James A. van Allen, de la Universidad de lowa —director del programa de radiación cósmica— y sus colaboradores sugirieron una posible explicación. Según ellos, si el recuento de partículas radiactivas descendía virtualmente a cero, no era debido a que hubiese poca o ninguna radiación, sino, por el contrario, a que había demasiada. El instrumento no podía detectar todas las partículas que entraban en el mismo y, en consecuencia, dejaba de funcionar. (El fenómeno sería análogo a la ceguera momentánea del ojo humano ante una luz excesivamente brillante.)

El
Explorer IV
, lanzado el 26 de julio de 1958, iba provisto de contadores especiales, diseñados para responder a grandes sobrecargas. Por ejemplo, uno de ellos iba recubierto por una delgada capa de plomo —que desempeñaría una función similar a la de las gafas de sol—, la cual lo protegía de la mayor parte de la radiación. Esta vez los contadores registraron algo distinto. Demostraron que era correcta la teoría de «exceso de radiación». El
Explorer IV
, que alcanzó los 2.200 km de altura, envió a la Tierra unos recuentos que, una vez descartado el efecto protector de su estado, demostraron que la intensidad de la radiación en aquella zona era mucho más alta que la imaginada por los científicos. Era tan intensa, que suponía un peligro mortal para los futuros astronautas.

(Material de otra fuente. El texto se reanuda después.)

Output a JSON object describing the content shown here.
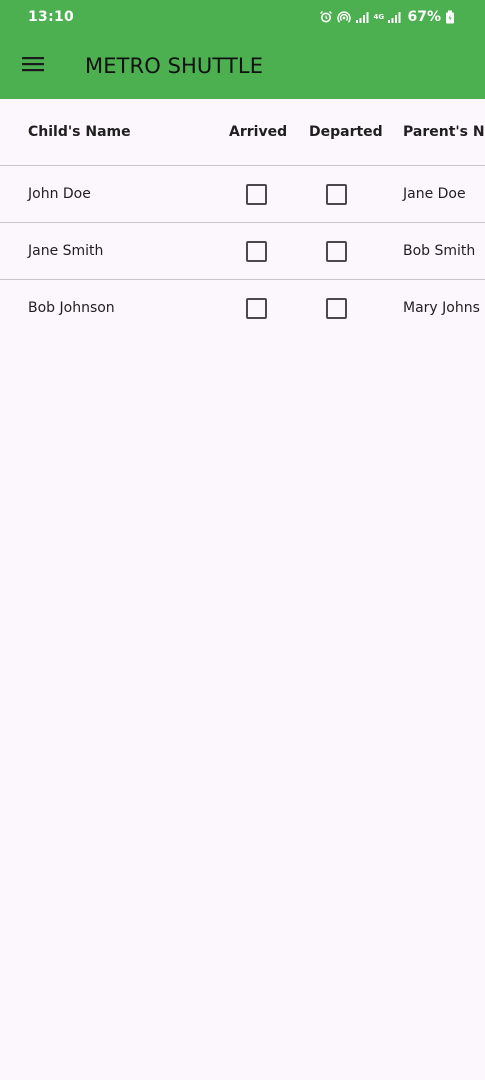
{
  "status_bar": {
    "time": "13:10",
    "icons": [
      "alarm-icon",
      "hotspot-icon",
      "signal-icon",
      "4g-icon",
      "signal-icon"
    ],
    "network_label": "4G",
    "battery_text": "67%",
    "text_color": "#ffffff"
  },
  "app_bar": {
    "title": "METRO SHUTTLE",
    "menu_icon": "menu-icon",
    "background_color": "#4caf50"
  },
  "table": {
    "columns": [
      "Child's Name",
      "Arrived",
      "Departed",
      "Parent's Na"
    ],
    "rows": [
      {
        "child_name": "John Doe",
        "arrived": false,
        "departed": false,
        "parent_name": "Jane Doe"
      },
      {
        "child_name": "Jane Smith",
        "arrived": false,
        "departed": false,
        "parent_name": "Bob Smith"
      },
      {
        "child_name": "Bob Johnson",
        "arrived": false,
        "departed": false,
        "parent_name": "Mary Johns"
      }
    ]
  },
  "colors": {
    "page_background": "#fcf7fc",
    "divider": "#c8c8c8",
    "checkbox_border": "#4a4a4a"
  }
}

Se comprobó que los satélites
Explorer
habían penetrado sólo en las regiones más bajas de este inmenso campo de radiación. A finales de 1958, los dos satélites lanzados por Estados Unidos en dirección a la Luna (llamados por ello «sondas lunares») —el
Pioneer I
, que llegó hasta los 112.000 km, y el
Pioneer III
, que alcanzó los 104.000—, mostraron que existían dos cinturones principales de radiación en torno a la Tierra. Fueron denominados «cinturones de radiación de Van Alien». Más tarde se les dio el nombre de «magnetosfera», para equipararlos con otros puntos del espacio en los contornos de la Tierra (fig. 5.6).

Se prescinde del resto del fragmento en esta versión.